Spear Targets Chinese Nets
10/01/2004 12:00 am EST
"What is the best way to invest in China, a nation of 1.3 billion people on the verge of an unparalleled economic boom?" asks Gregory Spear . "We currently prefer the smaller Chinese Internet companies." For those aware of the high risks, he looks at two of these plays.
"SINA (SINA NASDAQ) is one of several leading online media companies serving China. SINA is committed to the lucrative instant messaging business; the service already has 80 million registered user accounts. SINA is a play on the rapid movement of people from the Chinese countryside into the cities, an inexorable trend that is happening all across Asia. SINA is also teaming up with Yahoo! to start a new online auction service in China. In late July SINA reported quarterly earnings of $18 million, or 31 cents per share, an increase of 150% from the year ago figure. Quarterly sales grew 89%. The company surprised the Street, however, by forecasting flat revenue in the third quarter. Is this the end of the party? We don't think so. Technically, the stock is oversold and we think this is likely to be the bottom of a longer term cup that will slowly lead SINA back toward its 2004 highs. Being an independent media company in China has its risks. Since the latest state campaign against Internet cafes began, up to 40,000 have been closed, and China Mobile has recently cracked down on aggressive wireless sales practices that included spam and sex-related marketing. For SINA, this has meant the loss of its interactive voice content business. While these moves have created worries among western investors, it is likely that from a long-term perspective SINA should still be considered a ground floor opportunity.

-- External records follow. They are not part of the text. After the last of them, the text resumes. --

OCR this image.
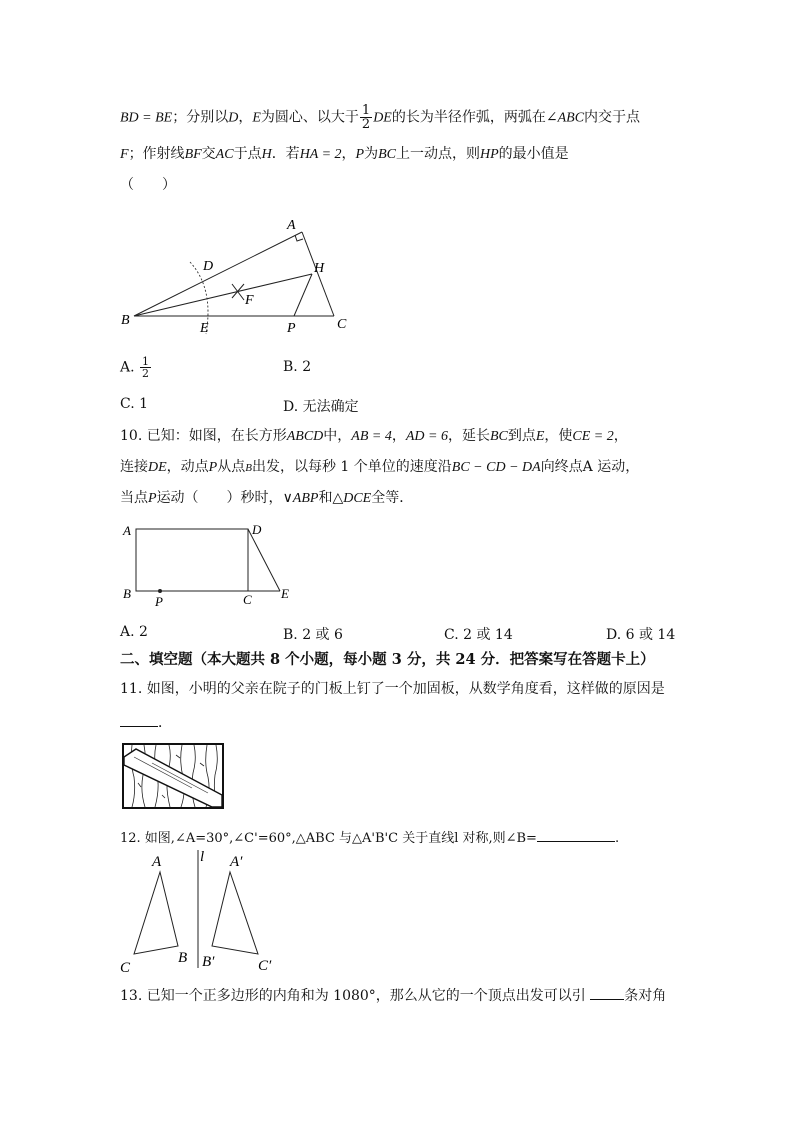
BD = BE；分别以D，E为圆心、以大于 $\frac{1}{2}$ DE的长为半径作弧，两弧在∠ABC内交于点
F；作射线BF交AC于点H．若HA = 2，P为BC上一动点，则HP的最小值是
（　　）
A
B	C
D
E
F
H
P
A. $\frac{1}{2}$	B. 2
C. 1	D. 无法确定
10. 已知：如图，在长方形ABCD中，AB = 4，AD = 6，延长BC到点E，使CE = 2，
连接DE，动点P从点B出发，以每秒 1 个单位的速度沿BC − CD − DA向终点A 运动，
当点P运动（　　）秒时，∨ABP和△DCE全等．
A
B	C
D
E
P
A. 2	B. 2 或 6	C. 2 或 14	D. 6 或 14
二、填空题（本大题共 8 个小题，每小题 3 分，共 24 分．把答案写在答题卡上）
11. 如图，小明的父亲在院子的门板上钉了一个加固板，从数学角度看，这样做的原因是
．
12. 如图,∠A=30°,∠C'=60°,△ABC 与△A'B'C 关于直线l 对称,则∠B=	.
A
B
C
l A′
B′	C′
13. 已知一个正多边形的内角和为 1080°，那么从它的一个顶点出发可以引	条对角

"Online gaming is expected to be a $400 million market in China in 2004, and NetEase (NTES NASDAQ) is the leader. Like text messaging, online gaming in China has exploded in recent years. China's online games market is expected to grow 80% in 2004. An estimated 13.8 million online gamers spent $240 million last year. When NTES reported financial data last month it was the 25% sequential growth in online gaming net earnings, to $15.9 million, that stood out. In fact, wireless text messaging revenue dropped due to China Mobile crackdown. In the end, gross profit was up 58% but with operating expenses doubling from previous year ago levels due to a new ad campaign, the company brought 'only' $11 million to the bottom line, a 29% gain. This still gives NTES a price-to-earnings growth ratio of less than 1. While SINA is partnering with Yahoo!, Netease is partnering with Google, to provide enhanced search services as well as cooperating in online advertising, including a cost-per-click search advertising service. Technically the chart pattern for NTES is similar to SINA, except the 2003 run took NTES well above its original IPO range of about $15, whereas SINA is now trading back into its IPO range, which is where we expect solid support for both companies. That presents NTES with more downside risk. That said, we believe NTES is an attractive long-term play."